Our company's tungsten-containing compound carbides all use tungsten powder

       Our company produces tungsten-containing compound carbides using tungsten powder instead of traditional tungsten carbide. We believe that the use of tungsten powder can not only reduce costs, but also improve product quality.



1. It can make the crystal lattice of the compound carbide more complete and the solid solubility higher.

    The current production process of ordinary CK material is: WC+TiO2+C is sintered at high temperature. Because the dissolution process of WC into TiC is not the whole inward dissolution, but the decomposition of WC into W and C, respectively. Because their solid solutions are divided into two forms, W dissolves in TiC as a substitutional solid solution, while C dissolves in TiC as an interstitial solid solution. At this point, a problem arises because during the batching and mixing process, WC, TiO2, and C are mechanically mixed, so carbon black forms a uniform distribution around WC and TiO2. We know that a large amount of carbon black is required to deoxidize and carbonize TiO2, and WC itself does not require carbon black. Therefore, in a limited time and temperature, the diffusion of carbon black alone to deoxidize, carbonize and make WC solid solution cannot achieve the best effect. In particular, when Ta and Nb are also contained, the effect is even worse.

    But if you switch to W powder, the situation is very different. Because the W powder itself also needs carbon black for carbonization, there is an appropriate amount of carbon black around it and will not form excess. In this way, the diffusion strength of carbon black is reduced. In addition, since the affinity of Ti and C is greater than that of W and C, TiO2 is more easily reduced and carbonized, so that the entire solid solution structure is more complete and carbonized more fully.



Second, the particle size is more uniform and finer.

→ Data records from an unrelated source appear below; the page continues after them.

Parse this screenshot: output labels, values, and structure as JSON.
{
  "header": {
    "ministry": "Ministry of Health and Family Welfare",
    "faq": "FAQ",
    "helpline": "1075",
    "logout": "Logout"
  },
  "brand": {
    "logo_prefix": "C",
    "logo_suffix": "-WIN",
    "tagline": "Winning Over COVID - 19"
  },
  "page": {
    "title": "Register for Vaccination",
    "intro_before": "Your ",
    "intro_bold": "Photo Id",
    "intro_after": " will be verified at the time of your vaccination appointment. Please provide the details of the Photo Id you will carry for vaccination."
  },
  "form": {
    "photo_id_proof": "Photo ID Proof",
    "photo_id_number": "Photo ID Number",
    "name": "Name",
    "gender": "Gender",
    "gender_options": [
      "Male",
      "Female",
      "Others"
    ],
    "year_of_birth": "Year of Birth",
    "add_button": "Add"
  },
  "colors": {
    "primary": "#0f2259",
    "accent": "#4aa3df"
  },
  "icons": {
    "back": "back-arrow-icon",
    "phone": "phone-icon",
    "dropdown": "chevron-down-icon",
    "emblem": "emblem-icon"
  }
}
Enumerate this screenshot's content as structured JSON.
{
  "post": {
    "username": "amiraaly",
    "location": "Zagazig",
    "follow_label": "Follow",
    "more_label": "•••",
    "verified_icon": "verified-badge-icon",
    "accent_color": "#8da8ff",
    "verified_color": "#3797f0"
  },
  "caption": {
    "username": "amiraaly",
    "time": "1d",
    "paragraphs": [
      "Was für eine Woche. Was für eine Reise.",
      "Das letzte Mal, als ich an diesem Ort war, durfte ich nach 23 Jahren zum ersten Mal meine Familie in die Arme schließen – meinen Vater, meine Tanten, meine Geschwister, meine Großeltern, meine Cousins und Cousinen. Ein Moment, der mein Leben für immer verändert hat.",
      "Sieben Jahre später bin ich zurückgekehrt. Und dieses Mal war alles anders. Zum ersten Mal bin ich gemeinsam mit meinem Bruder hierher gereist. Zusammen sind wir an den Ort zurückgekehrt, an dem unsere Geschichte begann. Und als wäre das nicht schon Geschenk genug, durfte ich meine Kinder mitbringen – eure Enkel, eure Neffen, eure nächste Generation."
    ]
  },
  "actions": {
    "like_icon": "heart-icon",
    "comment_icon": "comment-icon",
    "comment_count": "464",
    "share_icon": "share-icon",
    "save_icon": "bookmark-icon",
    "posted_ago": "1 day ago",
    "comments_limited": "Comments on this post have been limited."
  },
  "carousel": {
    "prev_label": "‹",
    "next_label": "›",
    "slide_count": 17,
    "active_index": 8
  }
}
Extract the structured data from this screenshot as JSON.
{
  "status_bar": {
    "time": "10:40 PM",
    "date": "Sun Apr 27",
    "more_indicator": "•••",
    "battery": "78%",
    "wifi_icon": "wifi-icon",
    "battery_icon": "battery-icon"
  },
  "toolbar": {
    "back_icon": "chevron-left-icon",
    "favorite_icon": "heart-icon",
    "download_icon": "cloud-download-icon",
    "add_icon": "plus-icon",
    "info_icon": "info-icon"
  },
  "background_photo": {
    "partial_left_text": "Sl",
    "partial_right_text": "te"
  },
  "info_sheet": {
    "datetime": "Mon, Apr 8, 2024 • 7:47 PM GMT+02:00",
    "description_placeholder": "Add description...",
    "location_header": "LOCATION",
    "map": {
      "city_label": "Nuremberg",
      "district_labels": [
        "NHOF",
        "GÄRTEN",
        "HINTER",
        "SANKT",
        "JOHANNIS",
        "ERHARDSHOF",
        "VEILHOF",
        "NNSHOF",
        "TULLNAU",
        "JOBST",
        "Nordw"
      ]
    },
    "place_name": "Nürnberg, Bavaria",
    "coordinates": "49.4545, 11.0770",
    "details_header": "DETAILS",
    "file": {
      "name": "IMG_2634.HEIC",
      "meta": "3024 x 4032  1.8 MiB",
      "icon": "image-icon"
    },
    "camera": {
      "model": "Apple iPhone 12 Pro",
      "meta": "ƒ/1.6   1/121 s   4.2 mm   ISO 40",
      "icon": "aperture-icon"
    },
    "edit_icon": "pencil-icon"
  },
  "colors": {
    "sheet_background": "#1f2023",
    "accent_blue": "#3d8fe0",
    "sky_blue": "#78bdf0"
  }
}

    In my opinion, using W powder will make the mix more balanced to receive energy than using WC as the raw material. Because, WC itself is a compound formed by W+C under the action of high temperature. In the process of increasing the temperature, a considerable part of WC will continue to aggregate and thicken before the solid solution, so the particle size of the solid solution will be uneven. However, if W powder is used, as the temperature increases, part of the W powder is directly dissolved in TiC, and the other part is combined with C to form WC under the condition of increasing energy. This eases the process of particle coarsening, resulting in a more uniform particle size for the solid solution. It is well understood that the use of W powder can reduce the particle size of the solid solution. Because under the same sintering temperature and time, the carbonization of W powder itself requires energy.



3. It can reduce the free carbon and oxygen of solid solution.

    Because the use of W powder as a raw material can make carbon black react with TiO2, Ti, and W more fully and effectively, it is a matter of course that the free carbon and oxygen of the solid solution are reduced.



Fourth, have better bulk density.

    After using W powder, the carbon black of the ingredients increases and the volume of the raw materials increases, thus reducing the loading amount of each boat, so the formed product is looser, easier to break, and has a better bulk density.